Même si quelques appels d'offre globaux donne des raisons d'espérer aux grands éditeurs qui ont bâti leur offre de PGI de la gestion des services informatiques. Ce fut le cas de Total en 2007, un marché remporté par BMC (en association avec BearingPoint et Devoteam). Aujourd'hui, les éditeurs s'affrontent sur un appel d'offres assez large émis par la Banque de France.
"Mais la majorité des appels d'offre concerne toujours des demandes par module. Même si on observe des demandes qui grandissent autour de la CMDB, vue comme le lien entre les applicatifs, confirme Cyril Gobrecht de BMC. Mettre en place ces liens a un sens, mais beaucoup de sociétés continuent à adresser des besoins séparés". Il faut dire que plusieurs facteurs se conjuguent pour freiner les entreprises.
"Pas de ralentissement pour l'instant"
La complexité du projet d'abord. "Il faut une volonté opérationnelle, un engagement du DSI ou du directeur des opérations. Car la mise en place de l'outil signifie des bouleversements dans les méthodes de travail. Enormément de licences dorment au fond des tiroirs du fait de la mauvaise prise en compte de ce facteur", explique ainsi Francis Ronez. Un point confirmé par les autres interlocuteurs : "dans les projets ambitieux de refonte, c'est la partie processus qui freine, les guerres de chapelles", confirme par exemple Cyril Gobrecht.
La crise, ensuite. Même si Michael Mc Closkey, de FrontRange, estime "ne pas assister à un ralentissement de l'activité pour l'instant". Même si le type de démarche que supportent ces outils sont vues comme une façon de diminuer les coûts de la production - en rationalisant ses pratiques -, pendant un temps au moins, la crise de liquidités que traverse l'économie est susceptible de différer les investissements les plus importants. Dont ceux dans le logiciel. D'autant que les grands comptes ont tous un existant en matière de gestion du service desk, un existant que, crise aidant, ils peuvent choisir de faire durer.
Enfin, les produits eux-mêmes ne sont pas exempts de lacunes ou de déficiences susceptibles de freiner les donneurs d'ordre. Si, dans une étude datant de novembre, le cabinet Gartner note une simplification du pricing, c'est uniquement pour ajouter immédiatement que "les éditeurs ont encore des progrès à faire en la matière". "Attention aux coûts cachés sur le licensing, renchérit Francis Ronez. Certains proposent des licences au module, alors que nous proposons l'ensemble du progiciel et des licences à jeton".

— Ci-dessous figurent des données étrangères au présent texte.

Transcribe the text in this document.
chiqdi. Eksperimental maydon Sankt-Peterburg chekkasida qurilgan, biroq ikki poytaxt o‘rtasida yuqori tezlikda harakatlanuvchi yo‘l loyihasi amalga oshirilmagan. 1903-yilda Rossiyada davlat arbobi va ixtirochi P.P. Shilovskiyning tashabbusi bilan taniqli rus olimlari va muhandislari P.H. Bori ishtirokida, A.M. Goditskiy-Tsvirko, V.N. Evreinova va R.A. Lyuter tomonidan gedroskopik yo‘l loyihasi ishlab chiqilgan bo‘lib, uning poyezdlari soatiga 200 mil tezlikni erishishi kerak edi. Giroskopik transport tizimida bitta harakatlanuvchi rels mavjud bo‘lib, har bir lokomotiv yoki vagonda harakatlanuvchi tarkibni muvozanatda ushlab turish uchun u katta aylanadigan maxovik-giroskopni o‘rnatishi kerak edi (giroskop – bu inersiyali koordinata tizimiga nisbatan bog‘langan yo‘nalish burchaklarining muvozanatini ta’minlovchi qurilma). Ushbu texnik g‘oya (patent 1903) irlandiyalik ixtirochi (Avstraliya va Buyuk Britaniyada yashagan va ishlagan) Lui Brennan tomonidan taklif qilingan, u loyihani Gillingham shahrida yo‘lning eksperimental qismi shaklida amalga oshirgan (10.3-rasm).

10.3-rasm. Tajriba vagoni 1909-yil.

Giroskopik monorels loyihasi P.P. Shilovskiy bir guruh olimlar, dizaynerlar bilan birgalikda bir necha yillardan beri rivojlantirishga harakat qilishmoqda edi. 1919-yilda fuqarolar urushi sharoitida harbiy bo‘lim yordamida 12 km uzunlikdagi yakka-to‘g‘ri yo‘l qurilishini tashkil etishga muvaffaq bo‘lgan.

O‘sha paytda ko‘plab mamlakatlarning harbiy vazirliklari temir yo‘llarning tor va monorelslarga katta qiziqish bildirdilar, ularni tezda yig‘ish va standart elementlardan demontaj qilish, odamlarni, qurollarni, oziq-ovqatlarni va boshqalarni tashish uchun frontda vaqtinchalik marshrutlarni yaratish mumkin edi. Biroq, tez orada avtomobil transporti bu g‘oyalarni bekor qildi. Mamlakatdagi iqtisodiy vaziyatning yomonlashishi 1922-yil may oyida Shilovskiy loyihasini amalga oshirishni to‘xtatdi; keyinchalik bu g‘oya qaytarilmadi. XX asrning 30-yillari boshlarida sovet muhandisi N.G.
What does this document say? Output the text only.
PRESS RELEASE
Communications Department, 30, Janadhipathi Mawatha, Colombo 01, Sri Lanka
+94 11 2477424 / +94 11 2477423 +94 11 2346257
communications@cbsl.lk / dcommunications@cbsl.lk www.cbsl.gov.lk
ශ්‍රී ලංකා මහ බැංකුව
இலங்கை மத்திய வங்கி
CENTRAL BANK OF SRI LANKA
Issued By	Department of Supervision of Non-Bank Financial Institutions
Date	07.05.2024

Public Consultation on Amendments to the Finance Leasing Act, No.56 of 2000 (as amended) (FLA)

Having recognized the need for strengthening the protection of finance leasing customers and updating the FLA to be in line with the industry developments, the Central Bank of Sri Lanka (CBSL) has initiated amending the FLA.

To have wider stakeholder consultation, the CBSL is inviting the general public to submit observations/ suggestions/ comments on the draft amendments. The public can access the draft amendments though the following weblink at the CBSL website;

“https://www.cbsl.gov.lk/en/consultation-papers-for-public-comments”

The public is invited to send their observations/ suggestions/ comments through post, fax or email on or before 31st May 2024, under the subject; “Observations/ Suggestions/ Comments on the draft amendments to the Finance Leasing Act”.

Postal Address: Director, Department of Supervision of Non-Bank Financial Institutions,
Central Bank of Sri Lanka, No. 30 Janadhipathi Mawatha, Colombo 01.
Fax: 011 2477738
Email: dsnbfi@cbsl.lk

Autre point faible, un peu paradoxal au regard de la promesse affichée par les éditeurs : l'intégration déficiente des suites ITSM. Une conséquence directe d'offres construites notamment par rachats. Les DSI ne doivent pas penser que, parce que les modules proviennent d'un seul vendeur, l'intégration est aboutie, facile et pré-configurée, avertit le Gartner. Qui pointe également la faiblesse des outils de reporting fournis par ces suites. "Beaucoup de DSI ont abandonné ces outils et ont du acheter une solution dédiée comme Crystal Reports", écrivent les analystes.
Marché scindé en deux
Des domaines sur lesquels travaillent les éditeurs. Sylvie Labaume (CA) explique ainsi : "Nous travaillons à l'homogénéisation de nos interfaces et à proposer un modèle unifié de services. Mais également à faciliter l'intégration avec des solutions externes. Nous commençons à avoir des solutions qui convergent, qui laissent penser à un outil unique".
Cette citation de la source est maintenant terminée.